Menon has returned from New Delhi after consultations with the leadership of the new government.

Kasuri received the high commissioner at the Foreign Office as a goodwill gesture and to re-emphasize Pakistan's commitment to the peace process.

Kasuri told Menon that he welcomed the telephone calls from Indian foreign minister in which he had spoken very warmly and optimistically about the future of Indo-Pakistan relations.

Kasuri said he was greatly encouraged by the assurances of Indian Foreign Minister K. Natwar Singh in which Singh reiterated not only his commitment to the on-going peace process but his statement that Indian Congress government will go further than thelast government in promoting the peace process with Pakistan.

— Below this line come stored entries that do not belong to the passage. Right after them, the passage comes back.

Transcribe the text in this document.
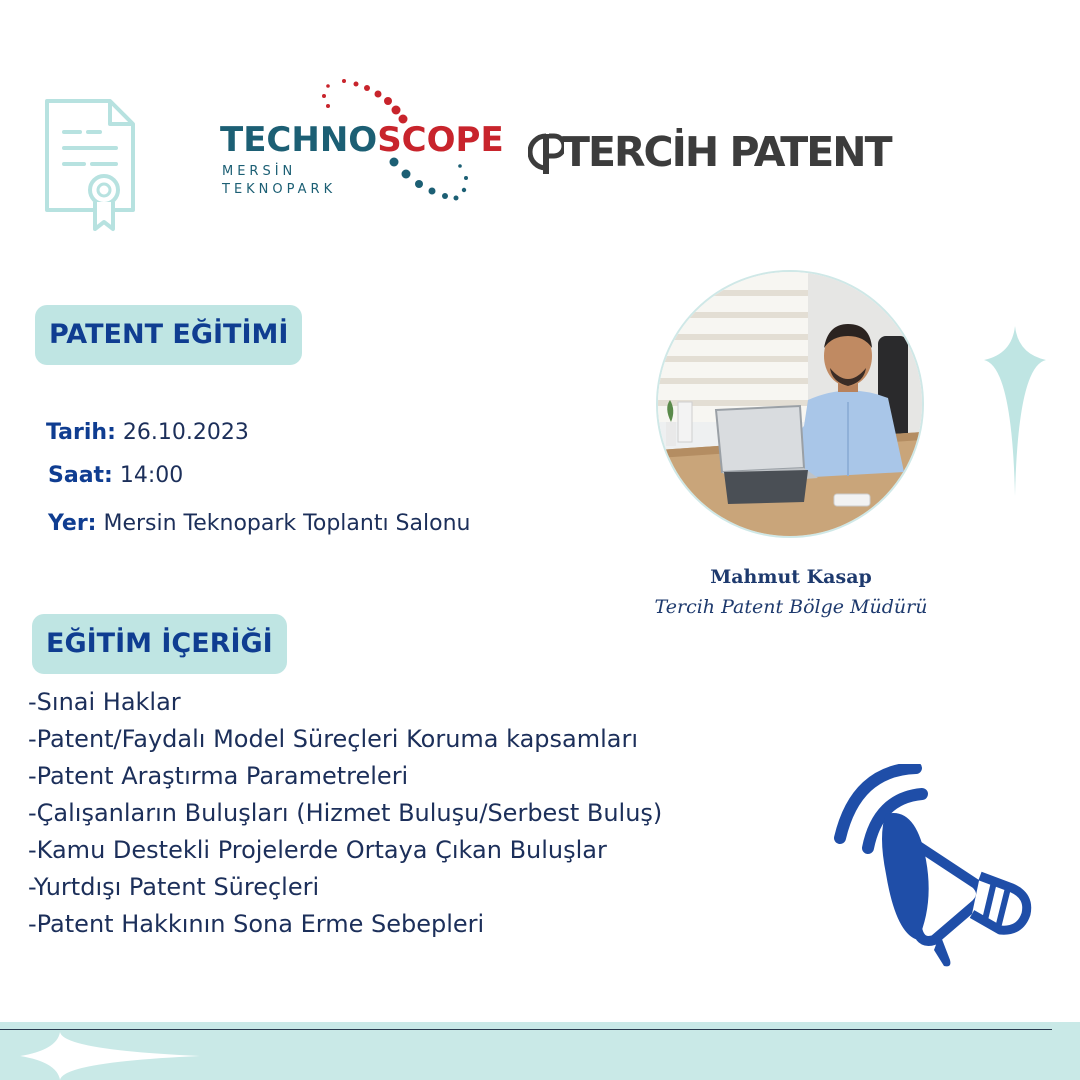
TECHNOSCOPE
MERSİN
TEKNOPARK
TERCİH PATENT
PATENT EĞİTİMİ
Tarih: 26.10.2023
Saat: 14:00
Yer: Mersin Teknopark Toplantı Salonu
EĞİTİM İÇERİĞİ
-Sınai Haklar
-Patent/Faydalı Model Süreçleri Koruma kapsamları
-Patent Araştırma Parametreleri
-Çalışanların Buluşları (Hizmet Buluşu/Serbest Buluş)
-Kamu Destekli Projelerde Ortaya Çıkan Buluşlar
-Yurtdışı Patent Süreçleri
-Patent Hakkının Sona Erme Sebepleri
Mahmut Kasap
Tercih Patent Bölge Müdürü
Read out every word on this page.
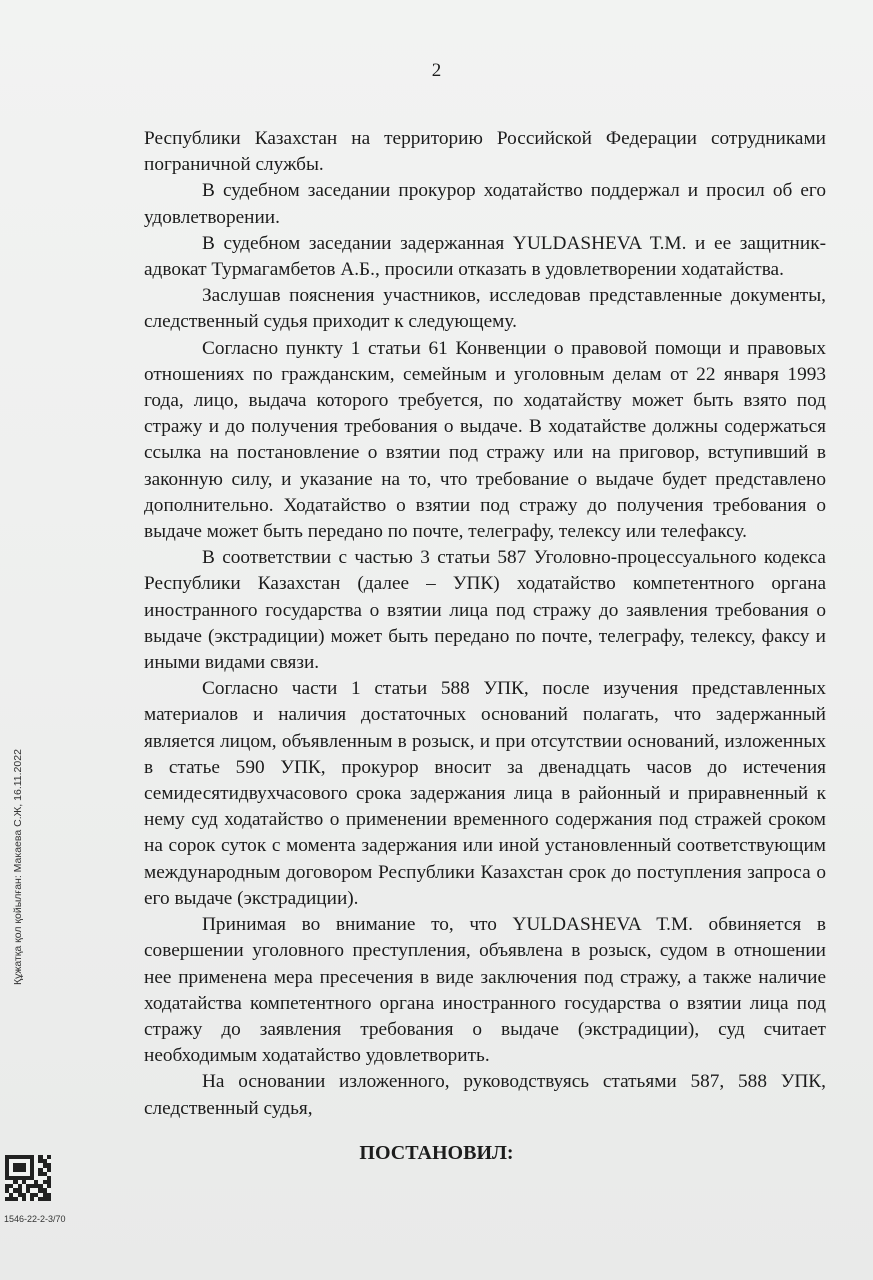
2

Республики Казахстан на территорию Российской Федерации сотрудниками пограничной службы.

В судебном заседании прокурор ходатайство поддержал и просил об его удовлетворении.

В судебном заседании задержанная YULDASHEVA Т.М. и ее защитник-адвокат Турмагамбетов А.Б., просили отказать в удовлетворении ходатайства.

Заслушав пояснения участников, исследовав представленные документы, следственный судья приходит к следующему.

Согласно пункту 1 статьи 61 Конвенции о правовой помощи и правовых отношениях по гражданским, семейным и уголовным делам от 22 января 1993 года, лицо, выдача которого требуется, по ходатайству может быть взято под стражу и до получения требования о выдаче. В ходатайстве должны содержаться ссылка на постановление о взятии под стражу или на приговор, вступивший в законную силу, и указание на то, что требование о выдаче будет представлено дополнительно. Ходатайство о взятии под стражу до получения требования о выдаче может быть передано по почте, телеграфу, телексу или телефаксу.

В соответствии с частью 3 статьи 587 Уголовно-процессуального кодекса Республики Казахстан (далее – УПК) ходатайство компетентного органа иностранного государства о взятии лица под стражу до заявления требования о выдаче (экстрадиции) может быть передано по почте, телеграфу, телексу, факсу и иными видами связи.

Согласно части 1 статьи 588 УПК, после изучения представленных материалов и наличия достаточных оснований полагать, что задержанный является лицом, объявленным в розыск, и при отсутствии оснований, изложенных в статье 590 УПК, прокурор вносит за двенадцать часов до истечения семидесятидвухчасового срока задержания лица в районный и приравненный к нему суд ходатайство о применении временного содержания под стражей сроком на сорок суток с момента задержания или иной установленный соответствующим международным договором Республики Казахстан срок до поступления запроса о его выдаче (экстрадиции).

Принимая во внимание то, что YULDASHEVA Т.М. обвиняется в совершении уголовного преступления, объявлена в розыск, судом в отношении нее применена мера пресечения в виде заключения под стражу, а также наличие ходатайства компетентного органа иностранного государства о взятии лица под стражу до заявления требования о выдаче (экстрадиции), суд считает необходимым ходатайство удовлетворить.

На основании изложенного, руководствуясь статьями 587, 588 УПК, следственный судья,

ПОСТАНОВИЛ:
Құжатқа қол қойылған: Макаева С.Ж, 16.11.2022
1546-22-2-3/70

Kasuri said that President Pervez Musharraf and Prime Minister Mir Zafarullah Khan Jamali were committed to the peace process and he was happy to note the positive statements of Indian Prime Minister Manmohan Singh and Sonia Gandhi.

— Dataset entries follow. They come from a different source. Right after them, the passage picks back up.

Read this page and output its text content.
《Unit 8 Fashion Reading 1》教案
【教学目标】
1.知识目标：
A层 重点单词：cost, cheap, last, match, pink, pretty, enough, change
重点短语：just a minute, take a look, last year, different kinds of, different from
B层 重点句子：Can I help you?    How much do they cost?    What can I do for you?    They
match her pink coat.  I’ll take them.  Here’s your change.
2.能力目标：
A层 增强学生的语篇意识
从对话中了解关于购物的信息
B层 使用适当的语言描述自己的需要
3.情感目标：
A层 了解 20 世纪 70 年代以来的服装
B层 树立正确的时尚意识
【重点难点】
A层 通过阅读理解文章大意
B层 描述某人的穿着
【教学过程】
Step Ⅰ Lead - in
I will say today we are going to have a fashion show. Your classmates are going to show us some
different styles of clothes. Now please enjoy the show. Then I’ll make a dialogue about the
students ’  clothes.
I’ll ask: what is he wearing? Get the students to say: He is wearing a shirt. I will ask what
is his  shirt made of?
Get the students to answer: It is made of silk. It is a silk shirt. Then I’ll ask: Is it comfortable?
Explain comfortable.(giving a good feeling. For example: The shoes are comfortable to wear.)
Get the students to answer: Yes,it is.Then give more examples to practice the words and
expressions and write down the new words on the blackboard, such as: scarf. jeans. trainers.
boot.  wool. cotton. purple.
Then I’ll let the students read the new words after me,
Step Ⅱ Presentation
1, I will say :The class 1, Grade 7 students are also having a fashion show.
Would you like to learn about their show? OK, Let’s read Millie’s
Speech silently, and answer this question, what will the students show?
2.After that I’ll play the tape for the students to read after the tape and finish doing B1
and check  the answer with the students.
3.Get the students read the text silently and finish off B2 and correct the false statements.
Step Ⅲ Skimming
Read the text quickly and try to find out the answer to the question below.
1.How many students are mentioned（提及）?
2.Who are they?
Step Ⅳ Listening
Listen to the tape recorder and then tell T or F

Kasuri welcomed the statement by Indian Foreign Minister KanwarNatwar Singh in which he had said that India would agree to the setting up of Iran-Pakistan-India Gas Pipeline Project, if Pakistan were to give international guarantees for its security.

He said Pakistan would be glad to give the required guarantees and added that the two sides could meet soon to work out the modalities in this regard.

The project, Kasuri said, would have a positive impact on the efforts of the two governments to promote economic development in their respective countries.

The Pakistani foreign minister told Menon that he was looking forward to meeting his Indian counterpart K. Natwar Singh and receiving him in Islamabad during a meeting of the Council of Ministers of the South Asian Association for Regional Cooperation (SAARC) on July 20-21.